Published Mar 24, 2026 | 12:20 PM ⚊ Updated Mar 24, 2026 | 12:20 PM
Representational image. Credit: iStock
Synopsis: India’s drug regulator has launched a nationwide crackdown after generic semaglutide flooded the market post‑patent expiry, slashing prices. Audits at 49 entities exposed prescription‑free sales through pharmacies, online platforms, and slimming clinics. The ministry warned of strict penalties, stressing GLP‑1 drugs require specialist oversight. Regulators fear misuse, surrogate advertising, and health risks could undermine safe, legitimate access.
Just days after generic semaglutide flooded the Indian market at a fraction of its original price, the country’s drug regulator has moved swiftly to signal that cheap does not mean unregulated.
On 24 March, the Ministry of Health and Family Welfare confirmed that the Drugs Controller of India, in collaboration with state regulators, has intensified surveillance across the GLP-1 supply chain.
The action follows concerns that generic weight loss drugs are being sold without prescriptions through retail pharmacies, online platforms, wholesalers, and wellness clinics, channels where medical supervision is often minimal or absent entirely.
The crackdown is already operational. In recent weeks, audits and inspections were conducted at 49 entities spanning online pharmacy warehouses, drug wholesalers, retailers, and slimming clinics across multiple regions.
The ministry was direct in its warning: “Notices have also been sent to defaulting entities,” and “regulatory surveillance will continue to be intensified in the coming weeks and non-compliances will be dealt strictly with actions including cancellation of licenses, penalties, and prosecution under applicable laws.”
The timing is not coincidental. On 21 March, the day semaglutide’s Indian patent expired, at least six domestic companies including Dr Reddy’s, Sun Pharma, Zydus Lifesciences, Glenmark, Alkem, and Natco launched generic versions. Monthly costs fell from ₹8,800-₹10,850 to as low as ₹1,300 for vial-based formats. More than 40 companies are preparing over 50 brands in total, and prices are expected to fall further.
That kind of market saturation, arriving almost overnight, creates conditions that regulators find difficult to manage. When a drug is expensive, access itself acts as a filter. When it becomes cheap, the filter disappears — and with it, often, the medical supervision that should accompany use.
The ministry was explicit about who can legally prescribe these drugs. “The drug has been approved in India with condition of prescription by endocrinologists and internal medicine specialists and for some indications by cardiologists only,” it said in its 24 March statement.
General physicians are not on that list, a significant restriction in a country where specialist access is concentrated in urban centres and is often expensive in its own right.
The ministry also left no ambiguity about its core concern. “Patient safety remains paramount,” it said. “The misuse of weight loss drugs without clinical oversight can lead to severe health complications. Citizens are advised to use such medications only under the guidance of qualified medical practitioners.”
Surrogate advertising problem
A comprehensive advisory issued on 10 March had already put manufacturers on notice. The regulator had explicitly prohibited “surrogate advertisements and any form of indirect promotion that could mislead consumers or encourage off-label usage,” the ministry confirmed.
The concern is that wellness clinics and online platforms, eager to capitalise on the sudden affordability of these drugs, could promote them as cosmetic weight loss solutions rather than prescription medicines with defined clinical indications.
This is not a hypothetical risk.

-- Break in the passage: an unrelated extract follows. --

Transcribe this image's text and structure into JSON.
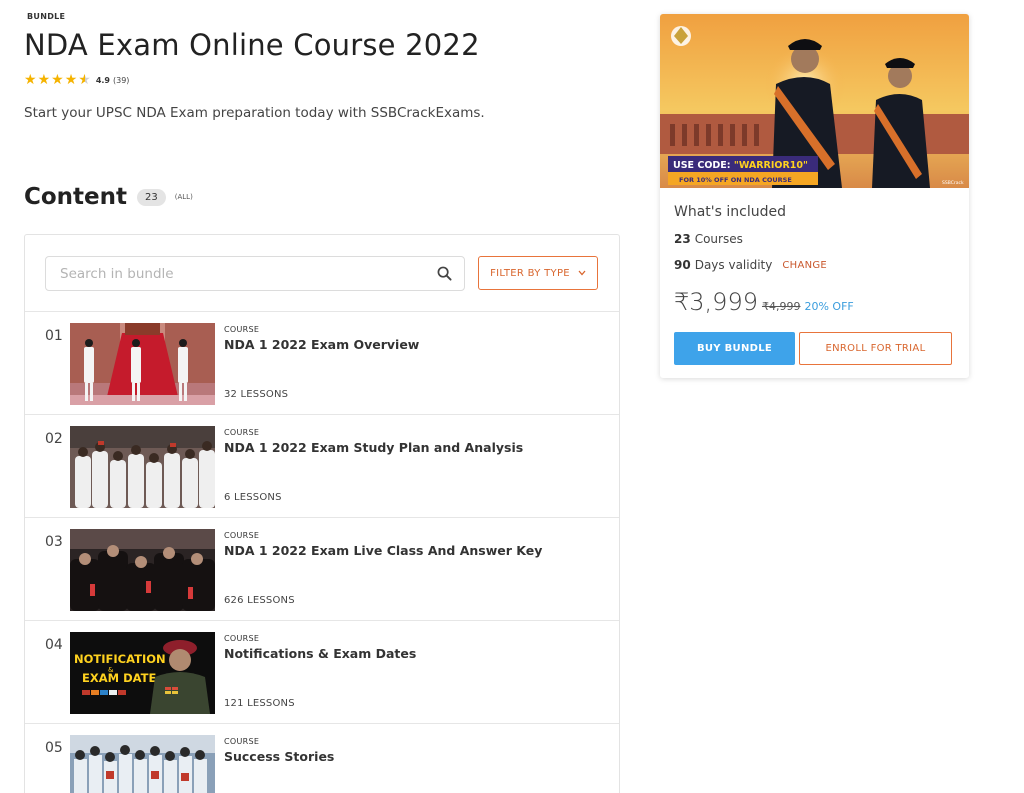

In markets where GLP-1 drugs became widely available, off-label use for cosmetic weight loss — in people who do not meet clinical criteria — became common. The drugs carry real side effects including nausea, vomiting, and gastrointestinal complications. Used without supervision, dose escalation can be mismanaged, side effects can go unmonitored, and patients with contraindications may not be screened out.
Access without oversight isn’t equivalent to access
India has 10 crore adults with diabetes and an estimated 25 crore with obesity. The potential patient pool for GLP-1 drugs is enormous, and the price collapse is genuinely significant for public health. But the regulator’s intervention points to a tension that will define how this market develops.

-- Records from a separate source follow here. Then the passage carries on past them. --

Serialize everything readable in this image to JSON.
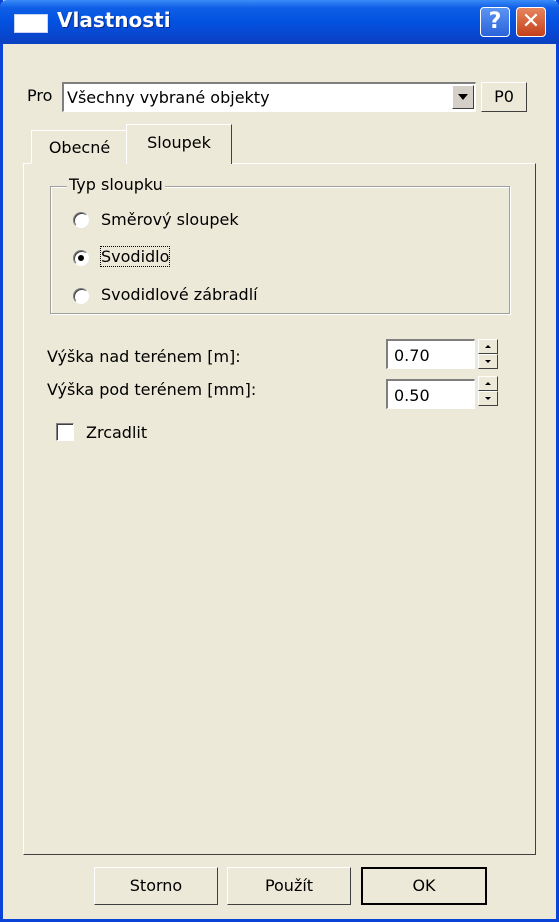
{
  "window": {
    "title": "Vlastnosti",
    "help": "?",
    "close": "✕"
  },
  "pro": {
    "label": "Pro",
    "value": "Všechny vybrané objekty",
    "po_label": "P0"
  },
  "tabs": [
    {
      "label": "Obecné"
    },
    {
      "label": "Sloupek"
    }
  ],
  "group": {
    "title": "Typ sloupku",
    "options": [
      {
        "label": "Směrový sloupek",
        "selected": false
      },
      {
        "label": "Svodidlo",
        "selected": true
      },
      {
        "label": "Svodidlové zábradlí",
        "selected": false
      }
    ]
  },
  "fields": [
    {
      "label": "Výška nad terénem [m]:",
      "value": "0.70"
    },
    {
      "label": "Výška pod terénem [mm]:",
      "value": "0.50"
    }
  ],
  "mirror": {
    "label": "Zrcadlit",
    "checked": false
  },
  "buttons": {
    "cancel": "Storno",
    "apply": "Použít",
    "ok": "OK"
  }
}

Cheap drugs reaching patients through informal channels, wellness clinics, online pharmacies, local chemists — without endocrinologist oversight is not the access story that public health advocates have in mind. It is a different story, one with a higher risk of misuse, adverse events, and eventual regulatory backlash that could slow the very expansion in legitimate access that the patent expiry was supposed to enable.
The 49 entities inspected so far represent an early warning shot. As the ministry put it, “concerns have emerged regarding on-demand availability through retail pharmacies, online platforms, wholesalers, and wellness clinics.”

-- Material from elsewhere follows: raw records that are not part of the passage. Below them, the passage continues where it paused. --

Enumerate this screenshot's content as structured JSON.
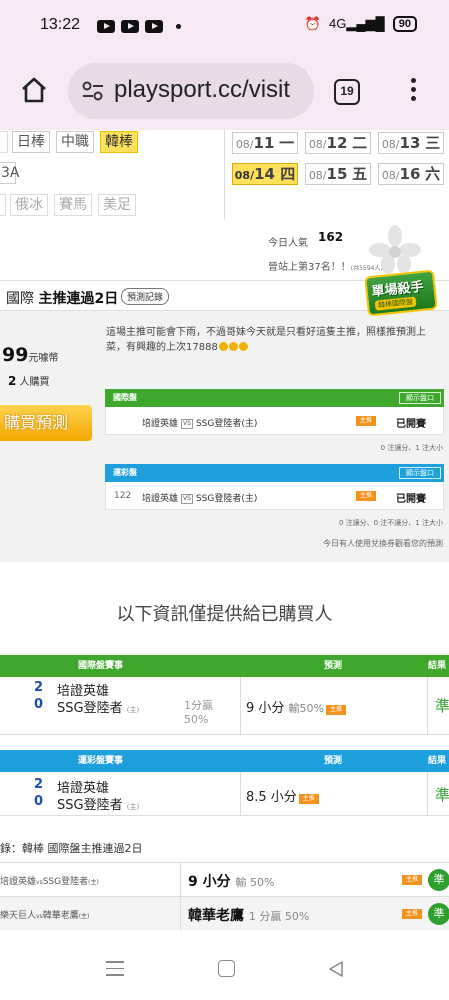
{
  "status_bar": {
    "time": "13:22",
    "network": "4G",
    "battery": "90",
    "notification_icons": [
      "youtube-icon",
      "youtube-icon",
      "youtube-icon"
    ],
    "system_icons": [
      "alarm-icon",
      "volte-icon",
      "signal-icon",
      "battery-icon"
    ]
  },
  "browser": {
    "url": "playsport.cc/visit",
    "tab_count": "19"
  },
  "sport_tabs": {
    "row1": [
      "日棒",
      "中職",
      "韓棒"
    ],
    "active": "韓棒",
    "row2_partial": "3A",
    "row3": [
      "俄冰",
      "賽馬",
      "美足"
    ]
  },
  "dates": [
    {
      "md": "08/",
      "day": "11",
      "wd": "一",
      "active": false
    },
    {
      "md": "08/",
      "day": "12",
      "wd": "二",
      "active": false
    },
    {
      "md": "08/",
      "day": "13",
      "wd": "三",
      "active": false
    },
    {
      "md": "08/",
      "day": "14",
      "wd": "四",
      "active": true
    },
    {
      "md": "08/",
      "day": "15",
      "wd": "五",
      "active": false
    },
    {
      "md": "08/",
      "day": "16",
      "wd": "六",
      "active": false
    }
  ],
  "popularity": {
    "label": "今日人氣",
    "value": "162",
    "rank_text": "晉站上第37名！！",
    "rank_note": "(共5594人)"
  },
  "prediction_panel": {
    "title_prefix": "國際",
    "title_main": "主推連過2日",
    "record_button": "預測記錄",
    "badge_line1": "單場殺手",
    "badge_line2": "韓棒國際盤",
    "price": "99",
    "price_unit": "元噱幣",
    "buyers_count": "2",
    "buyers_suffix": "人購買",
    "buy_button": "購買預測",
    "note": "這場主推可能會下雨，不過哥妹今天就是只看好這隻主推，照樣推預測上菜，有興趣的上次17888"
  },
  "market_international": {
    "title": "國際盤",
    "show_button": "顯示盤口",
    "teams": "培證英雄",
    "vs": "VS",
    "opponent": "SSG登陸者(主)",
    "pick_badge": "主推",
    "status": "已開賽",
    "note": "0 注讓分、1 注大小"
  },
  "market_lottery": {
    "title": "運彩盤",
    "show_button": "顯示盤口",
    "game_no": "122",
    "teams": "培證英雄",
    "vs": "VS",
    "opponent": "SSG登陸者(主)",
    "pick_badge": "主推",
    "status": "已開賽",
    "note": "0 注讓分、0 注不讓分、1 注大小",
    "footer": "今日有人使用兌換券觀看您的預測"
  },
  "info_title": "以下資訊僅提供給已購買人",
  "table_international": {
    "header_game": "國際盤賽事",
    "header_pred": "預測",
    "header_result": "結果",
    "away_score": "2",
    "away_team": "培證英雄",
    "home_score": "0",
    "home_team": "SSG登陸者",
    "home_tag": "(主)",
    "result_line1": "1分贏",
    "result_line2": "50%",
    "prediction": "9 小分",
    "prediction_sub": "輸50%",
    "pick_badge": "主推",
    "result": "準"
  },
  "table_lottery": {
    "header_game": "運彩盤賽事",
    "header_pred": "預測",
    "header_result": "結果",
    "away_score": "2",
    "away_team": "培證英雄",
    "home_score": "0",
    "home_team": "SSG登陸者",
    "home_tag": "(主)",
    "prediction": "8.5 小分",
    "pick_badge": "主推",
    "result": "準"
  },
  "record": {
    "title": "錄：韓棒 國際盤主推連過2日",
    "rows": [
      {
        "match": "培證英雄",
        "vs": "vs",
        "opp": "SSG登陸者",
        "tag": "(主)",
        "pred": "9 小分",
        "sub": "輸 50%",
        "badge": "主推",
        "result": "準"
      },
      {
        "match": "樂天巨人",
        "vs": "vs",
        "opp": "韓華老鷹",
        "tag": "(主)",
        "pred": "韓華老鷹",
        "sub": "1 分贏 50%",
        "badge": "主推",
        "result": "準"
      }
    ]
  },
  "colors": {
    "green": "#3ea82c",
    "blue": "#1ea0dc",
    "yellow": "#ffe05c",
    "orange": "#f4921f",
    "status_bar_bg": "#f6e9f3"
  }
}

For patients, the message is straightforward: GLP-1 drugs are prescription medicines, not wellness supplements. The fact that a monthly supply now costs less than a restaurant meal does not change the clinical requirements around their use.
For the Indian healthcare system, the harder question remains unanswered. If these drugs must be prescribed by endocrinologists, and India has a severe shortage of endocrinologists outside major cities, then the promise of cheap, accessible treatment for crores of patients may be considerably narrower in practice than the price tag suggests.